Liver lesions stem from a variety of causes and manifest in several variations on CT images; some are benign while others may be malignant, and the different diagnoses demonstrate a variety of visual appearances. The ability to differentiate these lesions efficiently and accurately is important to patient treatment and outcome. Contrast-enhanced CT imaging is the dominant technology used for liver lesion diagnosis 1
. This modality takes advantage of the fact that the liver receives blood from two main sources, the portal vein and the hepatic artery. The portal vein supplies about 80% of blood to the liver with the hepatic artery providing the other 20%. Due to varying physiology among liver lesions, differing lesion types may not share the same blood intake proportions as the surrounding liver tissue. Multi-phasic contrast-enhanced imaging takes advantage of this by obtaining images of the liver at multiple time points after injection of contrast agent. This allows for visualization of lesions due to the difference in time between the arrival of contrast agent in the hepatic and portal circulations. This difference causes several distinctive imaging features on contrast-enhanced imaging. As an example, primary liver cancer tumors receive all blood from the hepatic artery, so they contain higher concentrations of contrast agent than surrounding liver parenchyma during the arterial phase 2,3
. Arterial-phase contrast-enhanced CT, therefore, may be helpful in finding masses that exhibit malignant tumor characteristics. Other phases may be useful for differentiating tumor types. For example, metastatic tumors appear less dense compared to the normal liver during the portal venous phase.

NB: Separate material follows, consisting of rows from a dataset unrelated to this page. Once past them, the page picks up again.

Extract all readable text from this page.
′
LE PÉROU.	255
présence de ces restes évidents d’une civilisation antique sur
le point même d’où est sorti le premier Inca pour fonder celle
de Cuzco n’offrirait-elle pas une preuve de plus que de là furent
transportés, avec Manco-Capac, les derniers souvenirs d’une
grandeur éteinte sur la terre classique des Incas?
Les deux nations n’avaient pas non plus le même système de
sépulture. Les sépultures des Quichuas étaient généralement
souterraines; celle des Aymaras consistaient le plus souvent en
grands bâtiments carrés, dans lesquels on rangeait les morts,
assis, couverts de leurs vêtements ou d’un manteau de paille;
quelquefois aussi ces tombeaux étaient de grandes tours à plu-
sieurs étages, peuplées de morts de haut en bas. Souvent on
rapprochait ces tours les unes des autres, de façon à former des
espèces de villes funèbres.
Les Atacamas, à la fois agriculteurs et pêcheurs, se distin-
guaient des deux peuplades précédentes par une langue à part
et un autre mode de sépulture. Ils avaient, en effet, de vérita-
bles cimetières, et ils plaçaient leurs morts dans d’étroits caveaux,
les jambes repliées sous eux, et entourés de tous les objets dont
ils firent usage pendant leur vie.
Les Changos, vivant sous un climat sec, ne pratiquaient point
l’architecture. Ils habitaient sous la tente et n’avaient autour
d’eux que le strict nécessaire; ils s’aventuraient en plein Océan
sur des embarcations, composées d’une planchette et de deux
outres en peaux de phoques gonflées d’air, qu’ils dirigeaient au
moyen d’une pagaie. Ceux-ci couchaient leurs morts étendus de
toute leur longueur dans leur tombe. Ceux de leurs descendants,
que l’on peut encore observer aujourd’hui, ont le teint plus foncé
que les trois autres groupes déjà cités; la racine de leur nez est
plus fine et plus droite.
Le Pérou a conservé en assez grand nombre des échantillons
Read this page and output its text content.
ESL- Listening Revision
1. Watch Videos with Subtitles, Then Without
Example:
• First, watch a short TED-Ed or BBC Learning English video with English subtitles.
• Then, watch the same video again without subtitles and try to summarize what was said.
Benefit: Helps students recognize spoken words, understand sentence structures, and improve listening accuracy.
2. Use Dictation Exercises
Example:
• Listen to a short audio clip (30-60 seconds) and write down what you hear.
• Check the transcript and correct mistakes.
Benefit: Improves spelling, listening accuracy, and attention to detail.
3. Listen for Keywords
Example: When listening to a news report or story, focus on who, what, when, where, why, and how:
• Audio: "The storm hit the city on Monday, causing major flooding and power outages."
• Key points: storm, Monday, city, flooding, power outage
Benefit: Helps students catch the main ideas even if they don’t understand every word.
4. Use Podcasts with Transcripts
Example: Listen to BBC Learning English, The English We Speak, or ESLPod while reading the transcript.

The difference in density between a lesion and its surrounding tissue at various times after the injection of iodine in a peripheral vein in multi-phasic imaging is called the temporal enhancement pattern. Analysis of a lesion’s temporal enhancement pattern through the different phases of image acquisition helps radiologists to make diagnoses. Unfortunately, the specificity of this method is a function of the size of the lesion and prone to a high false positive rate because several types of liver lesions, including benign ones, have similar manifestations on CT images 4
. Human variability has also been shown to be a challenge for lesion differential diagnosis, and automated methods are being investigated to improve diagnosis of these lesions 5
Recent research has investigated computer-aided methods to support diagnosis by providing a database of annotated images that can be retrieved by similarity6
and further indicates that radiological observations drawn from a controlled vocabulary can lead to accurate diagnoses of liver tumor types from CT images7
. These observations can be treated as features of the image derived from human semantic annotations. As a result, we refer to them as semantic features.
These semantic features allow radiologists to make their observations consistent, explicit, and machine-accessible. Radiological tools such as the ePAD (formerly iPad) 8
have been implemented with the purpose of recording these annotations in a facile manner.
Computational analysis of these images may overcome this issue by creating quantitative and unbiased descriptors of image features. These computational features can be computed directly from the image’s pixel values, independent of the semantic features. Digital image processing techniques have been used to extract features indicative of lesion attenuation, texture 9,10
, edge and shape 11–14
. We hypothesize that these computational features can be coupled with methods in statistical machine learning to form a framework to predict semantic features. This could be useful in building a decision support system to aid radiology interpretation.
In this study, we compare the performance of two widely used machine-learning methods to achieve this: logistic regression and L1-regularized logistic regression (LASSO). From these results, we can determine which semantic features are predicted by computational ones, and which computational features are the most useful for this purpose. Knowledge of which semantic features are not predicted well could lead to the development of new computational features for this purpose. Ultimately, prediction of semantic features from computational ones could lead to reduced variability in image interpretation.